An electric feeling was in the air. The fever was building, rising, racing towards a crescendo. Rafael Nadal had crushed Andrey Rublev in their quarterfinal match. The Russian had been overwhelmed by everything – the stadium, the moment, and Rafa. Half of tennis’s greatest rivalry had made it to the semifinals. All that was left was for the other half – Roger Federer – to join him there and voila! The dream would finally become reality.
Growing in tandem with that feverish anticipation, was raw fear. A clash between tennis’s two greatest titans in the game’s biggest stadium has always been thwarted by a few dangerous players in the past. There was Andy Murray in 2008, Juan Martin Del Potro in 2009, and Novak Djokovic in 2010 and 2011. They are the most notable ones. The U.S Open, it appeared, had been cursed with the fate of never hosting this rivalry and forever relegated to stew in Jealousy as the other slams were treated to tennis at its finest. Rafael Nadal was through, but Roger Federer was up against the first man to beat him and Rafa at the same slam. Juan Martin Del Potro was back.
That last sentence does not refer to the Argentine’s return date from injury and surgery. It refers to Del Potro’s juggernaut game. A game built around one of the most titanic forehands you will ever have the privilege of witnessing. Del Potro had rediscovered himself in the last three sets of play against Dominic Thiem. Faced with defeat, and toying with the prospect of retiring in the fourth round, the Argentine had decided not to lose. We now know he carried that resolve with him to the quarterfinals. Before the matches begun, I had focused on Roger Federer’s need to keep his intensity level high, play smart court positioning tennis and serve very well, if he hoped to win against an inspired Del Potro. As it turns out, Federer could not do any of these things very well. Whatever troubles he’d been fighting throughout the tournament, had finally caught up with him.
Federer looked a bit lost on the court and unsure of what play to use against Del Potro. The decisiveness, and clarity of mind that saw him win in Australia and sweep the field in London, was nowhere to be found. Worst of all, he allowed Juan Martin Del Potro’s forehand into the match. Once the Argentine’s ballistic missiles started firing, the outcome of this one was never in doubt. Federer was a sitting duck out there and Del Potro virtually used him for target practice. It is rare to see Federer rattled and out of sorts. Last night he was. He was reaching for something he just didn’t have the strength to grasp. It was like watching a race car trying to transition to a higher gear but failing to and thus remaining stuck at a certain speed, while a powerful truck roared past.

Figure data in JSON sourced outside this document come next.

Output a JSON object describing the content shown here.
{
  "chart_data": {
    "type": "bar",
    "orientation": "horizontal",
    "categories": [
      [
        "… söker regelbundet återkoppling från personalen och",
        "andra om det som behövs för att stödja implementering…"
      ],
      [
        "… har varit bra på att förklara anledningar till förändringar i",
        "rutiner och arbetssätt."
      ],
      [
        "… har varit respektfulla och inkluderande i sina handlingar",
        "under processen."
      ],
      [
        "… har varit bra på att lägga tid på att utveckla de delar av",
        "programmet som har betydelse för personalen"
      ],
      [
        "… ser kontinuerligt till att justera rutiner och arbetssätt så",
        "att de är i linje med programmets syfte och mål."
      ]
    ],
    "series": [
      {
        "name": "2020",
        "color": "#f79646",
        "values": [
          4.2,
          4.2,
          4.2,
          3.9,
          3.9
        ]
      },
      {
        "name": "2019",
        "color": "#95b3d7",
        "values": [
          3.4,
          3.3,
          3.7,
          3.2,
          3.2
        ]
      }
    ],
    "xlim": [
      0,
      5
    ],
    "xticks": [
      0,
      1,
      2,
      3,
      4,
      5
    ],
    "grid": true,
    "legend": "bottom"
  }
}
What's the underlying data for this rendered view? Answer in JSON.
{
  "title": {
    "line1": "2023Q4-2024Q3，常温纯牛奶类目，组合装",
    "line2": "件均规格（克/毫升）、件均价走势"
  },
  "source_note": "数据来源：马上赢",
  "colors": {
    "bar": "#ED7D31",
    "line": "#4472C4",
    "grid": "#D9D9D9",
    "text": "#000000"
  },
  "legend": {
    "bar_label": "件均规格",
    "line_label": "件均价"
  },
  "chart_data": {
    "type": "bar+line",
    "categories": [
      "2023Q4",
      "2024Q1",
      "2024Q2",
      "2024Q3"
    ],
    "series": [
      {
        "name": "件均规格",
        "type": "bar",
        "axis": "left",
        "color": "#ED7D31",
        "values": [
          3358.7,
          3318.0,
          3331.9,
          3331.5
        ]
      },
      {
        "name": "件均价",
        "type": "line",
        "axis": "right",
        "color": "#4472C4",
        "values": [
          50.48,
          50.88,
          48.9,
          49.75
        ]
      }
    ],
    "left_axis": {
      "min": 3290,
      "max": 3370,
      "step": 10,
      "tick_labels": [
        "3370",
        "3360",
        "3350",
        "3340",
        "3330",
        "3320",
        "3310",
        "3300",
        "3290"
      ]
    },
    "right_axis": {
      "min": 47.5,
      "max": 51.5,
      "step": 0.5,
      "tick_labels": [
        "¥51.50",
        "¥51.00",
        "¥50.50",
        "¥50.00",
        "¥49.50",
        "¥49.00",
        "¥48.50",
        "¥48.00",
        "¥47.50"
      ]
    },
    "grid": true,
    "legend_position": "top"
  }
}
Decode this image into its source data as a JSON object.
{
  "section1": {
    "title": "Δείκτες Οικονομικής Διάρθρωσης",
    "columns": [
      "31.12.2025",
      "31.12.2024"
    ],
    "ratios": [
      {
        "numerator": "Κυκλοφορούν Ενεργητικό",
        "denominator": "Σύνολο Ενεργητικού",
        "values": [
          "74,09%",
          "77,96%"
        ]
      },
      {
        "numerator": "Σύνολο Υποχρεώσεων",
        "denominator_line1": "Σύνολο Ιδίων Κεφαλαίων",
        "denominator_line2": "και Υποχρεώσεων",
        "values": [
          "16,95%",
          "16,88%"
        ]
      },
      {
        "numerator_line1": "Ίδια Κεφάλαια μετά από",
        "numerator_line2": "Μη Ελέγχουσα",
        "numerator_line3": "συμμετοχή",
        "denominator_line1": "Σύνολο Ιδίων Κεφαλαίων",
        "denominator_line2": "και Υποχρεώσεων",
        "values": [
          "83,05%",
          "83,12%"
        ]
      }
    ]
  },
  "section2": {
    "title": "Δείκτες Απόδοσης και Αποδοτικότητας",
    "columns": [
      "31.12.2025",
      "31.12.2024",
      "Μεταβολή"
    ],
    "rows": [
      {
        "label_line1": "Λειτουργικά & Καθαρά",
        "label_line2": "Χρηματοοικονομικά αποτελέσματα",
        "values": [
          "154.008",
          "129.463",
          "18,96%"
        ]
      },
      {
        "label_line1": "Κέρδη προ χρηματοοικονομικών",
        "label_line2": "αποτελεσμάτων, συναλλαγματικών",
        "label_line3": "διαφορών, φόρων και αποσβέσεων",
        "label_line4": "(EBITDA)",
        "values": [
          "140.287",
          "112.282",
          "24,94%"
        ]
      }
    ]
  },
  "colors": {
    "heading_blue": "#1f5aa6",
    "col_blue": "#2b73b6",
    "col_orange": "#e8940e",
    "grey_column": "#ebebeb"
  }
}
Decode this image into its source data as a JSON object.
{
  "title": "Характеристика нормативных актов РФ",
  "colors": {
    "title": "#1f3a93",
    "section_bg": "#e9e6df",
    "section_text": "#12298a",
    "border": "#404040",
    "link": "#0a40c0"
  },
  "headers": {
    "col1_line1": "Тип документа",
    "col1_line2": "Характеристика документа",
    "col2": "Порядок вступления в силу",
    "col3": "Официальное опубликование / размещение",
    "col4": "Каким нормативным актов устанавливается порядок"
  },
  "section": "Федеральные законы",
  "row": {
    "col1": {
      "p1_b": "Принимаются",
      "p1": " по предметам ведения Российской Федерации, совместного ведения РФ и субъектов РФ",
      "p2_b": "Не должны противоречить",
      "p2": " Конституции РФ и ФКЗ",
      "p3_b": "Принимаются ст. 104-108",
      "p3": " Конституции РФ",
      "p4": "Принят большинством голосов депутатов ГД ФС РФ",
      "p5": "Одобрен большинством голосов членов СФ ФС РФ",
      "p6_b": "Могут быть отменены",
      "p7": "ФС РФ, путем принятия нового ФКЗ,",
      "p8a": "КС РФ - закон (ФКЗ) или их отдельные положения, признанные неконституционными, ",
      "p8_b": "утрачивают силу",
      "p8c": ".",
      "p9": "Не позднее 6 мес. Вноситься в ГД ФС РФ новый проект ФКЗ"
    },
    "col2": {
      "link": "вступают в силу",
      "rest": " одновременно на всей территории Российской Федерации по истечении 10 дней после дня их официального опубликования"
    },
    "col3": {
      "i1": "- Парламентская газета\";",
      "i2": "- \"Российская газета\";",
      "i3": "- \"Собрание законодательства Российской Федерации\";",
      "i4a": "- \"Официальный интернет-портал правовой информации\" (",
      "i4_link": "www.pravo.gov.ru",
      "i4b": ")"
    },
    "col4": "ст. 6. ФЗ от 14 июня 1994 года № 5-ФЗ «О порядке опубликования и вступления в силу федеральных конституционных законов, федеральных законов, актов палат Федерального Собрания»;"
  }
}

This loss probably hurts more because Federer had his chances, particularly in the third set. He was uncharacteristically careless with them and Del Potro made him pay. The U.S Open is becoming for Federer, a bit like the Australian Open is for Rafael Nadal. He just can’t win it again, for some reason or the other. I wouldn’t dare say he’ll never win it again. You’ll never know with Federer but considering the year he’s had, this was a missed opportunity.
As for Juan Martin Del Potro, he has once again foiled FEDAL #1 at in New York. He moves on to face Rafael Nadal in the semifinals. The Spaniard must be aware of the threat. Del Potro has caused him nightmares in the past and he knows how to defeat him. With the way he’s playing, he could very well strike again on Friday.